Intrusive feature classification model Invented by Mark Palatucci, Panayiotis Mavrommatis, Niels Provos, Christopher K. Monson, Yunkai Zhou, Kamal P. Nigam, Clayton W. Bavor, Jr., Eric L. Davis, Rachel Nakauchi Assigned to Google Inc. US Patent 7,991,710 Granted August 2, 2011 Filed: March 3, 2008

Abstract

Landing pages associated with advertisements are partitioned into training landing pages and testing landing pages. Iterative training and testing of a classification mode on intrusion features of the partitioned landing pages is conducted until the occurrence of a cessation event. Feature weights are derived from the iterative training and testing and are associated with the intrusion features. The associated feature weights and intrusion features can be used to classify other landing pages.

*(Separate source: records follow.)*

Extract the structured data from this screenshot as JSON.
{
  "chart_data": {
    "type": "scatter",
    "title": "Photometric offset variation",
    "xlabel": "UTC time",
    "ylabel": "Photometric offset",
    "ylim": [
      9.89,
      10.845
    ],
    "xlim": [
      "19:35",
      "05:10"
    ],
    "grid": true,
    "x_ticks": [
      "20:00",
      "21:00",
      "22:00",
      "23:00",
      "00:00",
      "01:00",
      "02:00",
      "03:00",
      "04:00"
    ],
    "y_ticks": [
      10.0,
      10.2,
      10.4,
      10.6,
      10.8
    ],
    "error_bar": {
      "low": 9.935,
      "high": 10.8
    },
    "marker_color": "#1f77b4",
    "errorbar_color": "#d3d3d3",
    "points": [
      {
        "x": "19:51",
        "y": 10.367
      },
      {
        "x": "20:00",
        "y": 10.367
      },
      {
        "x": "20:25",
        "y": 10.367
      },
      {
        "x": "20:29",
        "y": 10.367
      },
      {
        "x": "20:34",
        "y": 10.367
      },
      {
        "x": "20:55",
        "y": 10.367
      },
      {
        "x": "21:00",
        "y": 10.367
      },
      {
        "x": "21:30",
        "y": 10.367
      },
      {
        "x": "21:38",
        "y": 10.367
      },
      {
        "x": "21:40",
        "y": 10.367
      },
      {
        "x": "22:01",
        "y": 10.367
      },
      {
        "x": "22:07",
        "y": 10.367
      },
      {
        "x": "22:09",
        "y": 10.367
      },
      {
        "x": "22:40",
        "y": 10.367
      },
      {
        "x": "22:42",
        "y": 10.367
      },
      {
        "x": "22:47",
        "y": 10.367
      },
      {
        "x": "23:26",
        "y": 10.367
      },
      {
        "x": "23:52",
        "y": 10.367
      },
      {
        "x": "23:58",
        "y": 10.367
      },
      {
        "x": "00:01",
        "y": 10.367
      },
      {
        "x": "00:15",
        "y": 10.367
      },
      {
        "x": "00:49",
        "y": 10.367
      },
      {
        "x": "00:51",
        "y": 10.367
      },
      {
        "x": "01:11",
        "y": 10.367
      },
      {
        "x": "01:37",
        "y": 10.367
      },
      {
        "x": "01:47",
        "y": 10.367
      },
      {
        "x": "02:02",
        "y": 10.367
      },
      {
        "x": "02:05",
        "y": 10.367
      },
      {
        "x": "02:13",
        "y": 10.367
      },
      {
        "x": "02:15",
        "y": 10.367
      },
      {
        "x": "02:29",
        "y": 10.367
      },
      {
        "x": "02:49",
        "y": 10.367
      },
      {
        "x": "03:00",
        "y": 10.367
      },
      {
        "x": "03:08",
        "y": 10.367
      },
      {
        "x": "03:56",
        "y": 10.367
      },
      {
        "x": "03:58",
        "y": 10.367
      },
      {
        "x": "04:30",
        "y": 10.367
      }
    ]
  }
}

It’s possible that some of the features in this malware detection system may be used on webpages that Google comes across that aren’t tied to advertisement and landing pages, as part of Google’s Safe Browsing Diagnostic Program, since Google wouldn’t want to deliver searchers to pages that contain malware.

Conclusion

It’s interesting to see how Google may use a document classification approach as described in the Predicting Bounce Rates paper to try to help advertisers build more effective ads and landing pages, and how Google may use a document classification approach to evaluate landing pages for Malware. The paper was originally published in 2009 and the patent was filed in 2008, and we’ve been told by Google’s Matt Cutts and Amit Singhal that this was roughly the same time period that works on the document classification system behind Panda started.

There has been a lot of speculation and guesses about what types of features might be involved the classification of pages for quality in Google’s Panda, including things like numbers and sizes and locations of advertisements and a ratio of advertisements to content, reading levels and originality of content, and many others. The number of actual features could be fairly large, and like the intrusion features in this Google malware detection classification approach may change over time in how much weight each feature is given based upon training data used.